If the goal of your dependency system is to discourage people from adding dependencies, then isn't supporting single-file libraries counterproductive because it makes it easier to add new dependencies?
I actually find them to be extremely popular in C and C++, and also in some Lua communities.
They just have an extremely vocal opposition.
This is not too dissimilar to static builds and unity builds, which also "make your life easier" but people will write tirades about how dangerous they are.
I wonder if C++ modules (which I'm loving) will also get the same treatment, since they make a lot of clunky tooling obsolete.
I think SQLite's amalgamation is one of the reasons SQLite is so popular for embedding.
I like to combine the two and put a lot of single file libraries into one compilation unit. It compiles fast and puts lots of dependencies in one place that doesn't need to be recompiled often.
It takes a tiny bit of lateral thinking in C.
What if "build" hacked all the source into a single text file, instead of hacking it all into a single archive of object files?
Roughly, write static in front of most functions, don't reuse names between source files, cat them together in some viable order.
Now you can do whatever crazy codegen nonsense you want in the build and the users won't have to deal with it. The sqlite amalgamation build is surprising, using the result is trivial.
I suspect much of this is a historical result of c's compilation model. Since c compilers define a compilation unit as a file, there is no good way to do incremental compilation in c without splitting the project into multiple files.
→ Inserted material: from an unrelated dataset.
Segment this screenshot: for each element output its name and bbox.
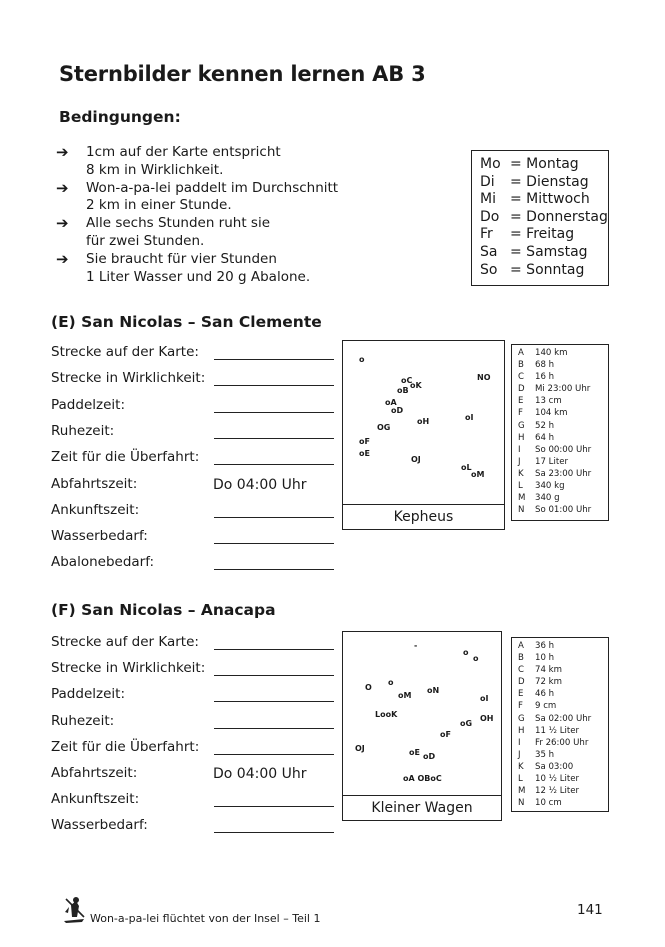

In an era of much slower computers, the incremental compilation was necessary so this was an understandable choice.
For me, today this split is almost always a mistake. Having everything in one file is superior the vast majority of the time. Search is easy and it is completely clear where everything is in the project. Most projects written by a single individual will be fewer than 10K lines which many compilers can clean compile in less than one second. And I have reached the stage of my programming journey where I would rather not ever work on sprawling hundred K + line projects written by dozens or hundreds of authors.
If the single file gets too unwieldy, splitting it in my opinion usually makes the problem worse. It is like cleaning up by sweeping everything under the rug. The fact that the file got so unwieldy was a symptom that the design got confused and the single file no longer is coherent. Splitting it rarely makes it more coherent.
To make things more concrete and simple. For me the following structure is strictly better (in lua like the op)
foo.lua:
local bar = function() print "bar" end
return function()
print "foo"
bar()
end
bar.lua:
return function() print "bar" end
foo.lua:
local bar = require "bar"
return function()
print "foo"
bar()
end
For me, this makes it much easier to focus and I am liberated from the problem of where submodules are located in the project. I can also recursively keep subdividing the problem into smaller and smaller subproblems that do not escape their context so that even though the file might grow large, the actual functions tend to be reasonably small.
That this is also the easiest way to distribute code is a nice bonus.
Yet another programming language (I haven't heard of): https://fennel-lang.org/
Thanks.
I thought it was the feature engineering company, Fennel, that was acquired by Databricks this year.